External metals are always a problem, though. You can incorporate
accelerometer data which kinda helps to protect against quick transients.

------
sgnelson
It should be mentioned that there are multiple "norths." And while it's
generally not a big deal for most uses, if you feel that you need a compass so
bad that you have to implant it into yourself, you probably want the most
accurate system that you can have. I don't see anything about this on their
website. Such as how do you set Magnetic declination? (My guess, you don't).

The earth's magnetic filed is an incredibly complex system. I know this is
more about the "implantability" rather than the compass, but still, something
to keep in mind.

For more information:
[https://en.wikipedia.org/wiki/Magnetic_declination](https://en.wikipedia.org/wiki/Magnetic_declination)

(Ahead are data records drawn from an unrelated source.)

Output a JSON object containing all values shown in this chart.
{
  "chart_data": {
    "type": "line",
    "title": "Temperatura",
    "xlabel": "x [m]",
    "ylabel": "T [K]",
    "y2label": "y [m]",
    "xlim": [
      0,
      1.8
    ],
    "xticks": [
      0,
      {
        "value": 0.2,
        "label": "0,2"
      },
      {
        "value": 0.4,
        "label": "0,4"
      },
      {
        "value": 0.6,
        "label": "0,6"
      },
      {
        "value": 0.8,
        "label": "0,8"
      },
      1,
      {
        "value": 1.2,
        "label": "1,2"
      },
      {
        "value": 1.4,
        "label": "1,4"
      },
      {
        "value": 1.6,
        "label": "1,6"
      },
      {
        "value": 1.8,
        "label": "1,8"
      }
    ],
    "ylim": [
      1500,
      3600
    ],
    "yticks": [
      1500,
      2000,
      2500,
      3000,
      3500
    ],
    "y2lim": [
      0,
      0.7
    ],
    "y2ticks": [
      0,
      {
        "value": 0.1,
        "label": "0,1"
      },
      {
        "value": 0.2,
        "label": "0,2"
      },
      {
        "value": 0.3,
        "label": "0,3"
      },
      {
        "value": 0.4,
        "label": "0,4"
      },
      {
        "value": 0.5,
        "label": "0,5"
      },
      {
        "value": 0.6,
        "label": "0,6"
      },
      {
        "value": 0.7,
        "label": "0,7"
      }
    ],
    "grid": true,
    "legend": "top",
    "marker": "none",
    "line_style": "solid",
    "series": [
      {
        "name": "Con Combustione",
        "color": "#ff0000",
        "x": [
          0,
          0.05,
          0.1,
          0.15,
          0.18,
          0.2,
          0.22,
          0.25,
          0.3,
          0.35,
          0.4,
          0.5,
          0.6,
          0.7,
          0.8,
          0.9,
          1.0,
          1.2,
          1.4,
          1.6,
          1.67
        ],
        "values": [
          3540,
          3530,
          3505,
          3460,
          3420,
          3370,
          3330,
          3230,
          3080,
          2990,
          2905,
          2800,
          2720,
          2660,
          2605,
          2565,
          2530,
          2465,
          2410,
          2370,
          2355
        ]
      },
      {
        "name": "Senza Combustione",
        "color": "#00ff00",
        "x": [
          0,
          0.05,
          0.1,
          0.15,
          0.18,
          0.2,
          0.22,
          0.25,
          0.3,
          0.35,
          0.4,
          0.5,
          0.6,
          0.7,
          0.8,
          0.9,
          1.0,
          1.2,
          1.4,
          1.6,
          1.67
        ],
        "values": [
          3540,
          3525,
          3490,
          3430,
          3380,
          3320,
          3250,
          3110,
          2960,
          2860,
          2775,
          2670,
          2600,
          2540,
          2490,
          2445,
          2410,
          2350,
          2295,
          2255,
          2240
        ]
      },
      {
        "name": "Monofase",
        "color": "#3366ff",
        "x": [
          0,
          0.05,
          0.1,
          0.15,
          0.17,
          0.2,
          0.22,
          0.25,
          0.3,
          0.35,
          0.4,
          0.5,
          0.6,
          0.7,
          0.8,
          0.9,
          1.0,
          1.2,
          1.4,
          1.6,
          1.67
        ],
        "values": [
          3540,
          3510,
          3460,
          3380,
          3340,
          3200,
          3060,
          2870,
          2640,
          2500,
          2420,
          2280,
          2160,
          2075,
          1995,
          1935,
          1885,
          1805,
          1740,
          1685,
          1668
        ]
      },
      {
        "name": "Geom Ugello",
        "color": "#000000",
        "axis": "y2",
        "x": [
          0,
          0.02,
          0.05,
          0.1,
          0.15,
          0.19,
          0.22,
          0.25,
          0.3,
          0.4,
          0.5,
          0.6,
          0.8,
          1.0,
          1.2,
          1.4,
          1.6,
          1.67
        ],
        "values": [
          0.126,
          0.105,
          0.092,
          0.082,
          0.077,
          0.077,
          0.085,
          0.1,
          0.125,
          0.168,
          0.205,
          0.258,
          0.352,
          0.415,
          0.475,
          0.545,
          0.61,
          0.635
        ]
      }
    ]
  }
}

[https://en.wikipedia.org/wiki/Earth's_magnetic_field](https://en.wikipedia.org/wiki/Earth's_magnetic_field)

------
mathgeek
I'm really struggling to see why you'd want to install this in your body
rather than just having it on your person. Is vibration really enhanced by
implanting it?

Also, this won't be you "closer to nature" because humans are not naturally
attuned to physically know when we are facing north.

Perhaps more importantly, how annoying would this be if every time you rolled
over at night, you faced true north and got a nice vibration to wake you up.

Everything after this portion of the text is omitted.